Exploration urbaineUne pratique régie par la communauté

« À partir du moment où on entre [dans un lieu] par effraction, c’est un crime », prévient Manuel Couture, relationniste au Service de Police de la Ville de Montréal (SPVM). L’exploration urbaine, ou urbex, est une pratique qui gagne en popularité depuis plusieurs années, mais elle présente plusieurs dangers tant sur le plan physique que légal.

Cette pratique consiste à explorer des bâtiments souvent en ruine et abandonnés, dont l’accès est généralement interdit au public.
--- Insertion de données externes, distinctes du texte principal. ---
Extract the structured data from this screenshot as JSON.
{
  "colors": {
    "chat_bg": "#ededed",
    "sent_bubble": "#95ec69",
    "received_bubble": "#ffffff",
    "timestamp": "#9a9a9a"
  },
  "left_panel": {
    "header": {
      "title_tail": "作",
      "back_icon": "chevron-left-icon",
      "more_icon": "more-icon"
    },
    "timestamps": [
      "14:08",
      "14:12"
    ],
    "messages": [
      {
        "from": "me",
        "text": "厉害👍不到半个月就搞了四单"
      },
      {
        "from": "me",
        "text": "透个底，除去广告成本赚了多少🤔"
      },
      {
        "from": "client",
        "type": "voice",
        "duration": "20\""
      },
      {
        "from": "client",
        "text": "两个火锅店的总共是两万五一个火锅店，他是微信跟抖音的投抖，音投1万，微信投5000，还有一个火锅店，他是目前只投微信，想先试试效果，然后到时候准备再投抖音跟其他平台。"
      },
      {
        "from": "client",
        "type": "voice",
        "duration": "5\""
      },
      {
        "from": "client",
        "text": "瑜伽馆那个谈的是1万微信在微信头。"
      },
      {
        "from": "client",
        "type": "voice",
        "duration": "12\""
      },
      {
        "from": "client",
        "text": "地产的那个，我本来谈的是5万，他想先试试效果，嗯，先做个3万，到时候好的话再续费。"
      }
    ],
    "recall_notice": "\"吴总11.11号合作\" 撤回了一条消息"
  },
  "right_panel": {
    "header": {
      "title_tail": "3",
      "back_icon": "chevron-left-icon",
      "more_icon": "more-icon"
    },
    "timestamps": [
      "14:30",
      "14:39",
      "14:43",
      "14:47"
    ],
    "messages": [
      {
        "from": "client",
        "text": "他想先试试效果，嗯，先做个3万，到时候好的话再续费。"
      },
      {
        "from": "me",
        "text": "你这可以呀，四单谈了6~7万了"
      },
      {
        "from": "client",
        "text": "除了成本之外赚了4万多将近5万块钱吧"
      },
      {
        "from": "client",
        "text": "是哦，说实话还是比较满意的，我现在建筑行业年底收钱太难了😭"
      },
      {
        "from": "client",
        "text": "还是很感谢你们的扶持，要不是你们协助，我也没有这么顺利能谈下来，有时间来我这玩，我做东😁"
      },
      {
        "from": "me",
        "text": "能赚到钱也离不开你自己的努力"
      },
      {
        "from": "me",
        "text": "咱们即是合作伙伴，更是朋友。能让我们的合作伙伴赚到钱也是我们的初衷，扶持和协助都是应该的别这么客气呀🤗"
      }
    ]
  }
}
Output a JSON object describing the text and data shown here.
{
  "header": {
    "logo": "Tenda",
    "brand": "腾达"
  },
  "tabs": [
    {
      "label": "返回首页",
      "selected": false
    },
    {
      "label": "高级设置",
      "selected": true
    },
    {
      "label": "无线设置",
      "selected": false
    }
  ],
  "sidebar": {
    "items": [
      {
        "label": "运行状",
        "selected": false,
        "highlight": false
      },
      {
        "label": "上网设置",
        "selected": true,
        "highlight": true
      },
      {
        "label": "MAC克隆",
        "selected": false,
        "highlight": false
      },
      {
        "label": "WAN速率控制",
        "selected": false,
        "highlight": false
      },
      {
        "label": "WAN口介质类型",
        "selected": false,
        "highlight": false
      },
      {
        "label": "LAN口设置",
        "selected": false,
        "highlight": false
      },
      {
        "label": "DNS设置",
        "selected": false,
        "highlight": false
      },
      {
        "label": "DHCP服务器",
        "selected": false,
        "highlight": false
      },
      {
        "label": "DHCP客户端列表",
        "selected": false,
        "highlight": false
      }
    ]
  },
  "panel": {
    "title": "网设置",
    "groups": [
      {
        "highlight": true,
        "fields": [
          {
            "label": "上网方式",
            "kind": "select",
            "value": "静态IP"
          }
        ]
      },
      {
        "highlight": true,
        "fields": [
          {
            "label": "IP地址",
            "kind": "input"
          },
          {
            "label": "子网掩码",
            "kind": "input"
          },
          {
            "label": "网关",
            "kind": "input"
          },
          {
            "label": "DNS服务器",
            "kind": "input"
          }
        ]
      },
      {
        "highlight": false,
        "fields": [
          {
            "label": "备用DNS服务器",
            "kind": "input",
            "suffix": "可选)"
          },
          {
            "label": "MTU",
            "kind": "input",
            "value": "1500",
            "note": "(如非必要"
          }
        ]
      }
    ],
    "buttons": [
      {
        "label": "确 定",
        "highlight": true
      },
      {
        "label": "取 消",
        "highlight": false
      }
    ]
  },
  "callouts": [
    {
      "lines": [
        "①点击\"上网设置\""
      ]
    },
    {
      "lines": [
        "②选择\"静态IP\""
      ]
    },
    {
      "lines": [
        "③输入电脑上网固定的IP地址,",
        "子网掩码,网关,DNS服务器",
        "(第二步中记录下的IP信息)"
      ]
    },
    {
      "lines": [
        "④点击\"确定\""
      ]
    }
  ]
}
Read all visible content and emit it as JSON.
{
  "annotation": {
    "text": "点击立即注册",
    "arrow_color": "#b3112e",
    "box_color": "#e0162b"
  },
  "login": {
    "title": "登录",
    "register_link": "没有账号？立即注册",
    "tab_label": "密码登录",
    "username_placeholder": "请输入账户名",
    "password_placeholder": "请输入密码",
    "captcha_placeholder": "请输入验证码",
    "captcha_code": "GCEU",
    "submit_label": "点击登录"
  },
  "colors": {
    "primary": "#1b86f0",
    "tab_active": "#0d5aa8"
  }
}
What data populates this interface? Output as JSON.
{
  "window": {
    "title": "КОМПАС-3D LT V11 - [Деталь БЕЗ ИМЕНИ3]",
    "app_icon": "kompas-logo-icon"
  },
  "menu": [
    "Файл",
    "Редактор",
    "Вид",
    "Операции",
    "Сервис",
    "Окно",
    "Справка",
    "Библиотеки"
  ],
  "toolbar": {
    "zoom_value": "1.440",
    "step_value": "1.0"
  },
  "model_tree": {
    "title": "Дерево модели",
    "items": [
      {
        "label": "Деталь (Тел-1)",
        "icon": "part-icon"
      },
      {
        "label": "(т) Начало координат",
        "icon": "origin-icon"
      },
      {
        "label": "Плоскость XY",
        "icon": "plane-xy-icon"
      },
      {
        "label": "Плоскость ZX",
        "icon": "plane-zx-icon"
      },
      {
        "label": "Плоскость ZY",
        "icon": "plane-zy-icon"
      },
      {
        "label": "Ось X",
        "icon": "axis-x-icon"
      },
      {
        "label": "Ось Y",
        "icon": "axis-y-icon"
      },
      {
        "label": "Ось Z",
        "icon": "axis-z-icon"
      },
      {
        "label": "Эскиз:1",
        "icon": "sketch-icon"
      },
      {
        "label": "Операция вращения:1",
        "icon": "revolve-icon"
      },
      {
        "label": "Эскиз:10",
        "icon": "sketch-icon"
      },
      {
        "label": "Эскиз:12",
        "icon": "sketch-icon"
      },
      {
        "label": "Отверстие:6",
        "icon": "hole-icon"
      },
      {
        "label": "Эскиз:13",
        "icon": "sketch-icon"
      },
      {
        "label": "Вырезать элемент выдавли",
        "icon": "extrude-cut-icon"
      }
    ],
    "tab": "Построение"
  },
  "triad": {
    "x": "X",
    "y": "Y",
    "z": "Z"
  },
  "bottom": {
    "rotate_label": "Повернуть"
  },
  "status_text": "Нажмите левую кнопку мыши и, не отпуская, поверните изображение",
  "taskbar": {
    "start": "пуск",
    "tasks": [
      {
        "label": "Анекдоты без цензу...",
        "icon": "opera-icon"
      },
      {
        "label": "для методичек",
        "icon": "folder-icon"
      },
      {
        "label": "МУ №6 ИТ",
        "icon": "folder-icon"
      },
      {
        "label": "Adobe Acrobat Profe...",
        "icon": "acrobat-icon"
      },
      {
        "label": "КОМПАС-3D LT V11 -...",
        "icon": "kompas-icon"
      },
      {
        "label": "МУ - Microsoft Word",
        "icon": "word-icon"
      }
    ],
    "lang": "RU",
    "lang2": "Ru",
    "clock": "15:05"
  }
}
Malgré son illégalité, plusieurs règles officielles et non écrites régissent l’urbex au Québec.

Bien qu’il n’existe pas de lois mentionnant spécifiquement l’exploration urbaine dans la province, « les règles viennent du Code criminel, dans lequel on parle d’effraction », indique M. Couture. « Les immeubles abandonnés appartiennent toujours à quelqu’un. Briser des trucs pour entrer ou [en briser] une fois dedans, ça représente des méfaits. »

Il est facile de se mettre au courant des lois encadrant l’urbex au Québec. Une recherche sur Internet suffit pour trouver un avertissement publié sur le site web québécois pour amateurs de photographie urbaine et rurale, Urbex Playground. « En aucun cas, Urbex Playground ne vous invite à visiter ces lieux sans le consentement de ses propriétaires […] et y pénétrer peut se résulter par des actions juridiques contre vous. »

Les règles officielles

Les urbexeurs et urbexeuses sont bien au courant de la législation. « Les lois, c’est facile à trouver, c’est l’infraction de propriété privée », affirme Philippe Rosset-Balcer, un étudiant montréalais au cégep de Drummondville ayant pratiqué l’urbex durant son adolescence.

Sans loi spécifique sur l’exploration urbaine, les peines imposées aux urbexeurs et urbexeuses varient beaucoup. « Des fois c’est juste une amende, des fois c’est une poursuite judiciaire » , souligne Chantal Charest, photographe d’urbex.

Selon l’explorateur et l’exploratrice urbain(e)s, s’il y a bien une manière de s’attirer des ennuis, c’est de se faire prendre avec du matériel suspect. « Tu ne veux pas te faire pogner avec des outils pour casser quelque chose pour entrer », précise Philippe Rosset-Balcer.

Les règles de la communauté

« En urbex, la seule trace que tu vas laisser, c’est des traces de pas […] Tu ne touches à rien, tu ne brises rien », affirme Chantal Charest. « Là, il y a des gens qui y vont à trop et c’est dans ces cas-là que les lieux se font abimer. »

Selon Philippe Rosset-Balcer, il ne faut « surtout pas passer le mot à tout le monde » lorsque l’on fait une découverte.

« Je n’aime pas que les jeunes aillent prendre des photos et des vidéos. Ils entrent là en groupe de cinquante »

Philippe Rosset-Balcer

L’étudiant reproche à ces jeunes de publier des vidéos qui encouragent les gens à reproduire leurs comportements dangereux et nocifs à l’égard de la communauté.

« C’est là qu’il y a des accidents qui peuvent arriver », avance Philippe Rosset-Balcer. 

Dans une vidéo Instagram, on voit une trentaine de jeunes s’infiltrer dans un bâtiment dont l’entrée est interdite. Ils et elles filment même les policier(e)s dans la rue juste en bas. Les commentaires de la communauté d’urbex sont pleins de reproches. « Le spot va être dead à cause de vous », réprimande un(e) internaute.

Respecter les lieux explorés est pourtant payant pour les explorateurs et les exploratrices qui souhaitent éviter les démêlés avec la justice. « Nous, on s’en tirait à chaque fois », raconte Philippe Rosset-Balcer. Il assure ne jamais avoir rien brisé et ne jamais avoir eu de problèmes avec la sécurité. « [Les agent(e)s de sécurité] nous laissaient partir avec un avertissement. »

Les dangers pour les novices

L’enjeu de la sécurité des novices et des jeunes adeptes de l’urbex inquiète le SPVM. « Il y a des bâtiments dangereux, les gens se blessent très gravement et il faut faire des sauvetages. Les gens se mettent vraiment en danger sans le savoir. Par exemple, ils se rendent dans des égouts où il n’y a pas d’oxygène », déplore Manuel Couture du SPVM.

Bien qu’une réponse positive ne soit pas assurée, il est possible de demander la permission de visiter les lieux aux propriétaires des bâtiments. Cela élimine ainsi les risques d’être accusé d’entrée par effraction. 

« Je sais que les gens recherchent l’adrénaline. Demander avant [aux propriétaires] peut enlever ça, mais il faut toujours être prudent et essayer de trouver des endroits moins à risque », conseille Manuel Couture.